The cramped zoo in Rafah has five lions, including three cubs, along with a few birds and other animals.
It was destroyed during an Israeli army bulldozing operation in Rafah in 2004, before Jumaa re-established it two years ago.
A group of laughing children were watching from the other side of a low fence as Falestine was briefly shown out of her cage Tuesday for the first time since her operation.
She interacted and played with zoo keepers, though for now guests were kept slightly apart as AFP watched.
At times the lioness looked stressed, trying to scratch its nonexistent claws on a tree.
12-year-old Anas Abdel Raheem insisted he wasn't scared as he leaned on the fence.
"I am happy because I played with the lion and it did not bite me or tear my clothes," he told AFP.
"My friends saw the pictures I posted on Facebook and WhatsApp."
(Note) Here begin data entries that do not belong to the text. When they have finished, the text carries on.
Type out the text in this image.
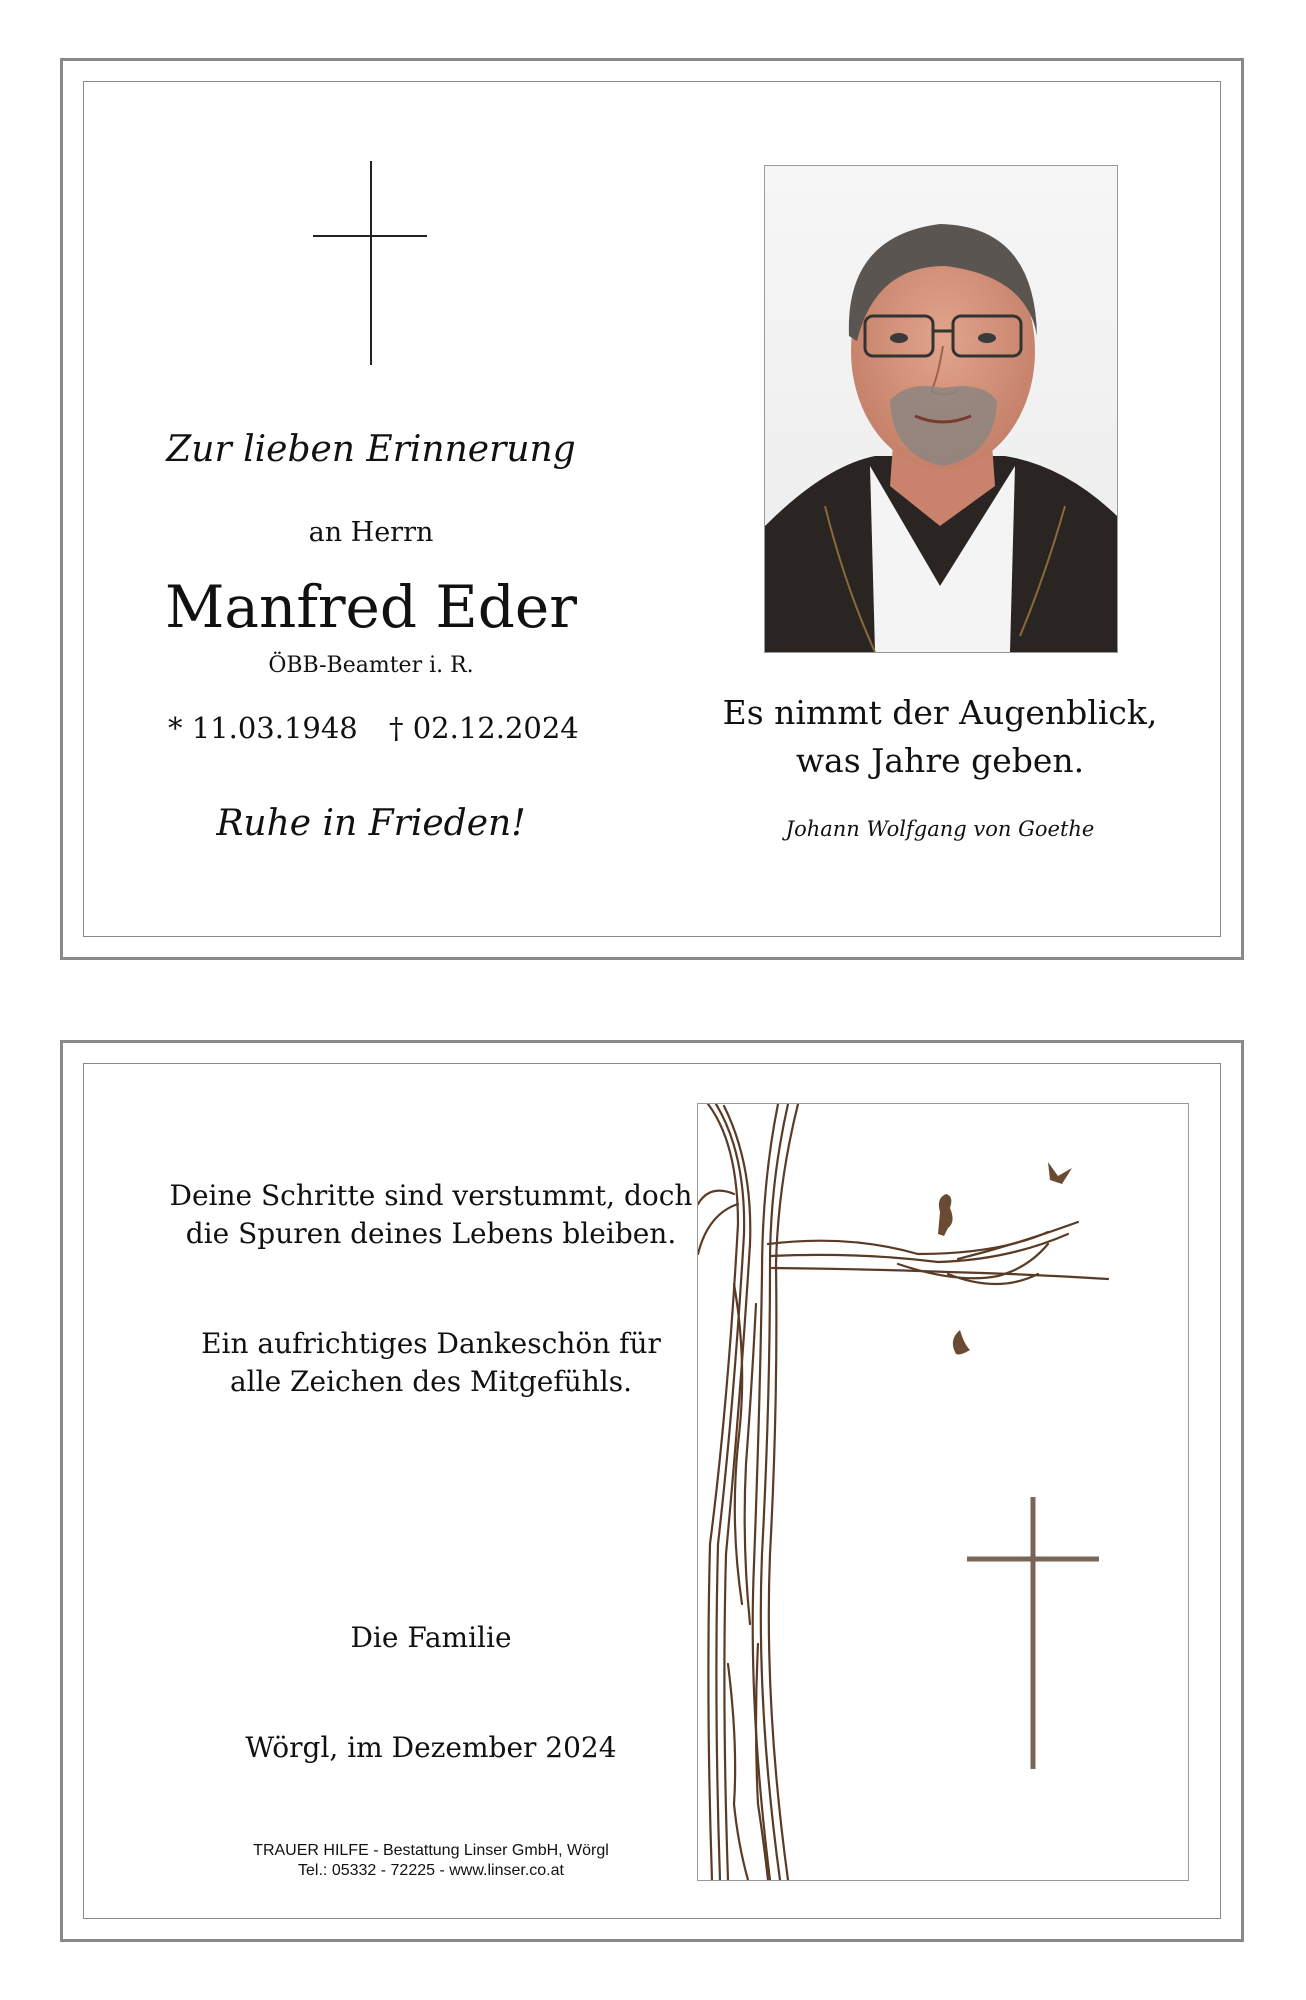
Zur lieben Erinnerung
an Herrn
Manfred Eder
ÖBB-Beamter i. R.
* 11.03.1948 † 02.12.2024
Ruhe in Frieden!
Es nimmt der Augenblick,
was Jahre geben.
Johann Wolfgang von Goethe
Deine Schritte sind verstummt, doch
die Spuren deines Lebens bleiben.
Ein aufrichtiges Dankeschön für
alle Zeichen des Mitgefühls.
Die Familie
Wörgl, im Dezember 2024
TRAUER HILFE - Bestattung Linser GmbH, Wörgl
Tel.: 05332 - 72225 - www.linser.co.at
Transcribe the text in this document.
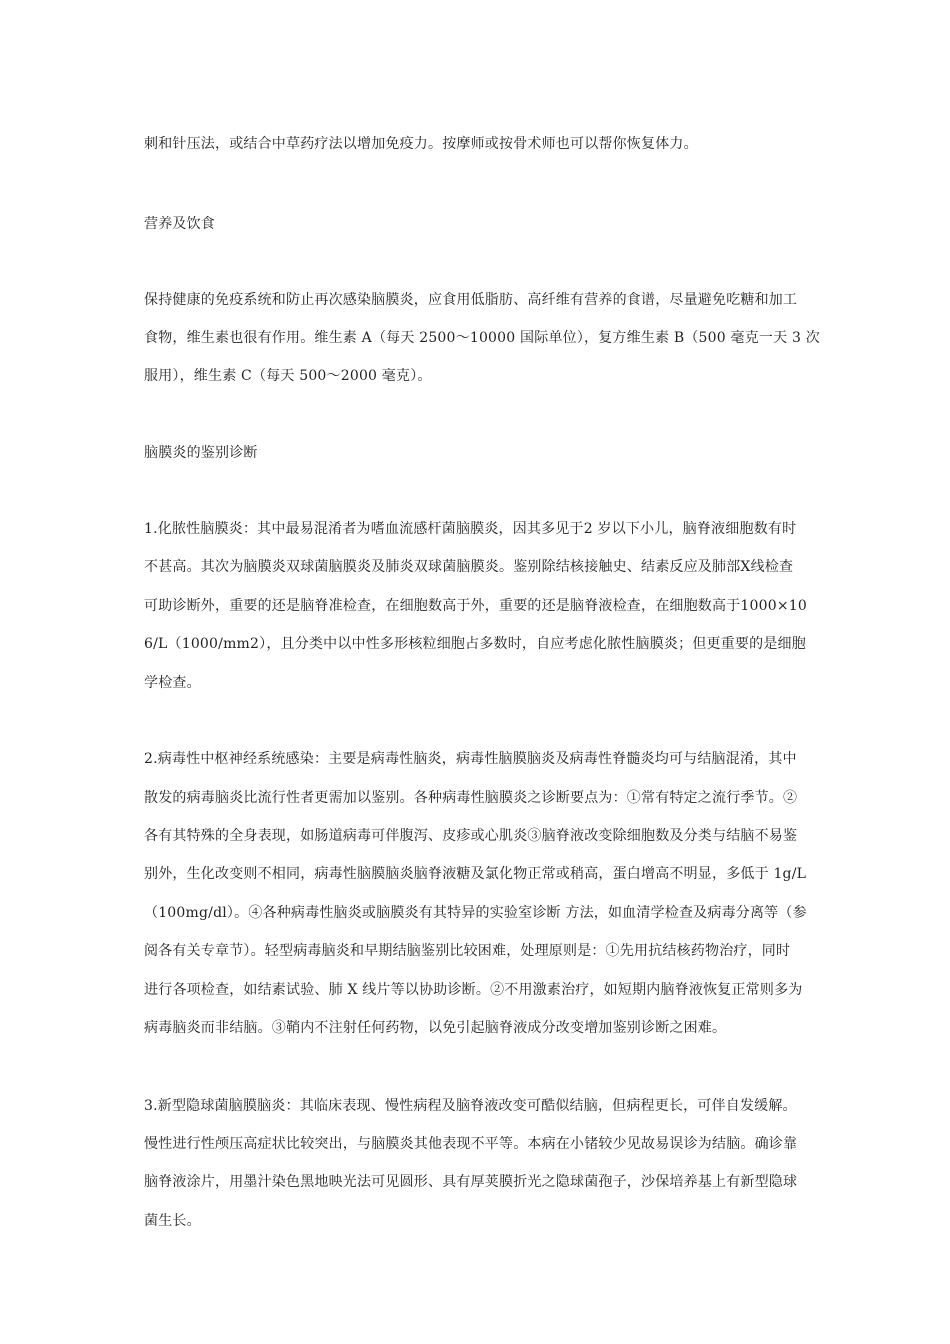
刺和针压法，或结合中草药疗法以增加免疫力。按摩师或按骨术师也可以帮你恢复体力。
营养及饮食
保持健康的免疫系统和防止再次感染脑膜炎，应食用低脂肪、高纤维有营养的食谱，尽量避免吃糖和加工
食物，维生素也很有作用。维生素 A（每天 2500～10000 国际单位），复方维生素 B（500 毫克一天 3 次
服用），维生素 C（每天 500～2000 毫克）。
脑膜炎的鉴别诊断
1.化脓性脑膜炎：其中最易混淆者为嗜血流感杆菌脑膜炎，因其多见于2 岁以下小儿，脑脊液细胞数有时
不甚高。其次为脑膜炎双球菌脑膜炎及肺炎双球菌脑膜炎。鉴别除结核接触史、结素反应及肺部X线检查
可助诊断外，重要的还是脑脊准检查，在细胞数高于外，重要的还是脑脊液检查，在细胞数高于1000×10
6/L（1000/mm2），且分类中以中性多形核粒细胞占多数时，自应考虑化脓性脑膜炎；但更重要的是细胞
学检查。
2.病毒性中枢神经系统感染：主要是病毒性脑炎，病毒性脑膜脑炎及病毒性脊髓炎均可与结脑混淆，其中
散发的病毒脑炎比流行性者更需加以鉴别。各种病毒性脑膜炎之诊断要点为：①常有特定之流行季节。②
各有其特殊的全身表现，如肠道病毒可伴腹泻、皮疹或心肌炎③脑脊液改变除细胞数及分类与结脑不易鉴
别外，生化改变则不相同，病毒性脑膜脑炎脑脊液糖及氯化物正常或稍高，蛋白增高不明显，多低于 1g/L
（100mg/dl）。④各种病毒性脑炎或脑膜炎有其特异的实验室诊断 方法，如血清学检查及病毒分离等（参
阅各有关专章节）。轻型病毒脑炎和早期结脑鉴别比较困难，处理原则是：①先用抗结核药物治疗，同时
进行各项检查，如结素试验、肺 X 线片等以协助诊断。②不用激素治疗，如短期内脑脊液恢复正常则多为
病毒脑炎而非结脑。③鞘内不注射任何药物，以免引起脑脊液成分改变增加鉴别诊断之困难。
3.新型隐球菌脑膜脑炎：其临床表现、慢性病程及脑脊液改变可酷似结脑，但病程更长，可伴自发缓解。
慢性进行性颅压高症状比较突出，与脑膜炎其他表现不平等。本病在小锗较少见故易误诊为结脑。确诊靠
脑脊液涂片，用墨汁染色黑地映光法可见圆形、具有厚荚膜折光之隐球菌孢子，沙保培养基上有新型隐球
菌生长。
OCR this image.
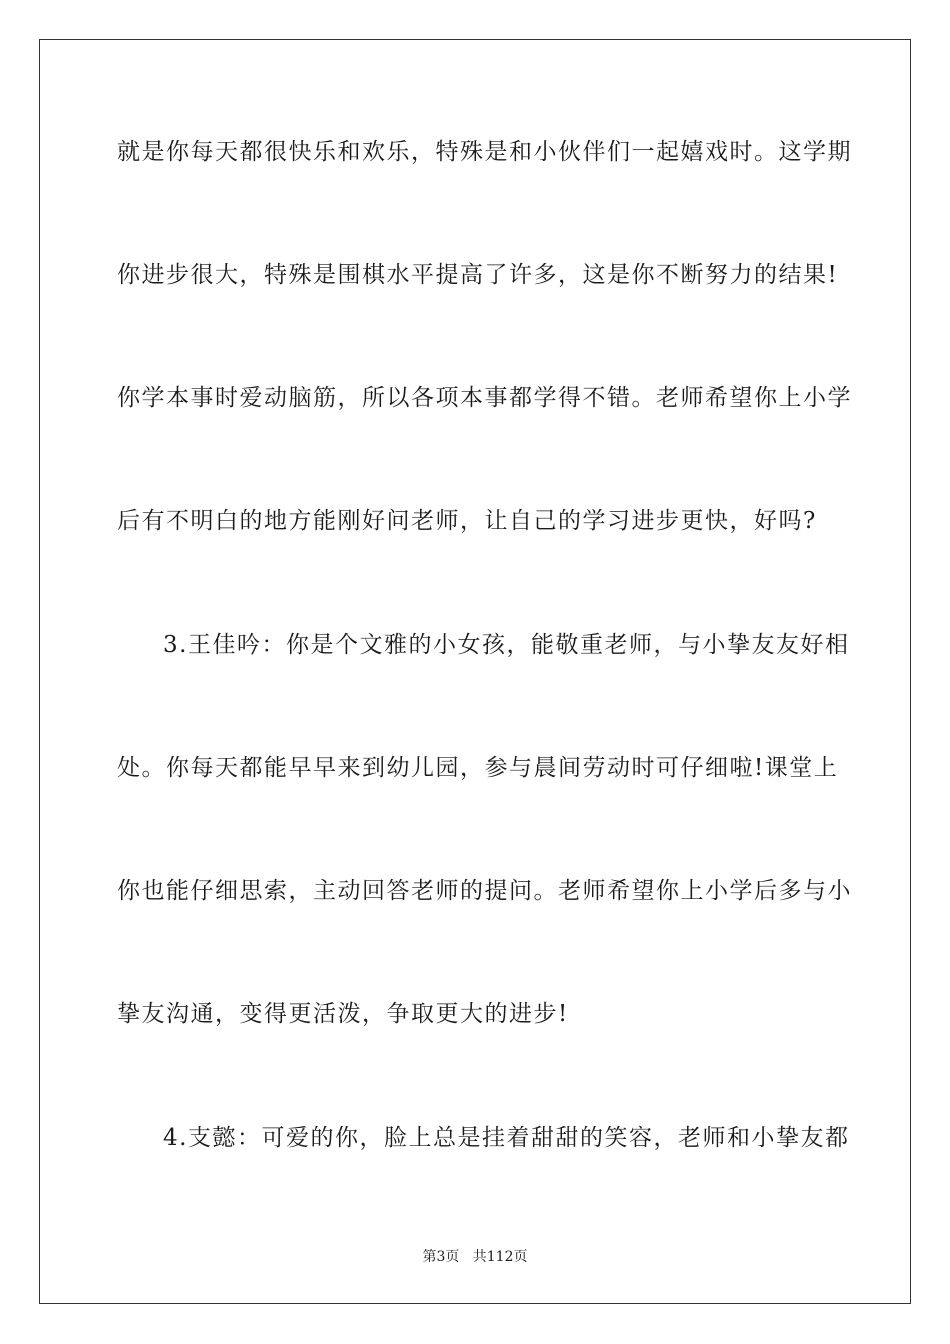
就是你每天都很快乐和欢乐，特殊是和小伙伴们一起嬉戏时。这学期
你进步很大，特殊是围棋水平提高了许多，这是你不断努力的结果!
你学本事时爱动脑筋，所以各项本事都学得不错。老师希望你上小学
后有不明白的地方能刚好问老师，让自己的学习进步更快，好吗?
3.王佳吟：你是个文雅的小女孩，能敬重老师，与小挚友友好相
处。你每天都能早早来到幼儿园，参与晨间劳动时可仔细啦!课堂上
你也能仔细思索，主动回答老师的提问。老师希望你上小学后多与小
挚友沟通，变得更活泼，争取更大的进步!
4.支懿：可爱的你，脸上总是挂着甜甜的笑容，老师和小挚友都
第3页   共112页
Haddad warned, however, that the claws grow back within six months.
"Lions will not give up their offensive instincts."
Gaza is home to two million Palestinians but has been blockaded by Israel for more than a decade.
There are a number of small zoos, each with poor conditions.
Last month, a litter of lion cubs froze to death at one.
In 2016, the last animals were evacuated from what had been dubbed 'the world's worst' zoo, also in southern Gaza.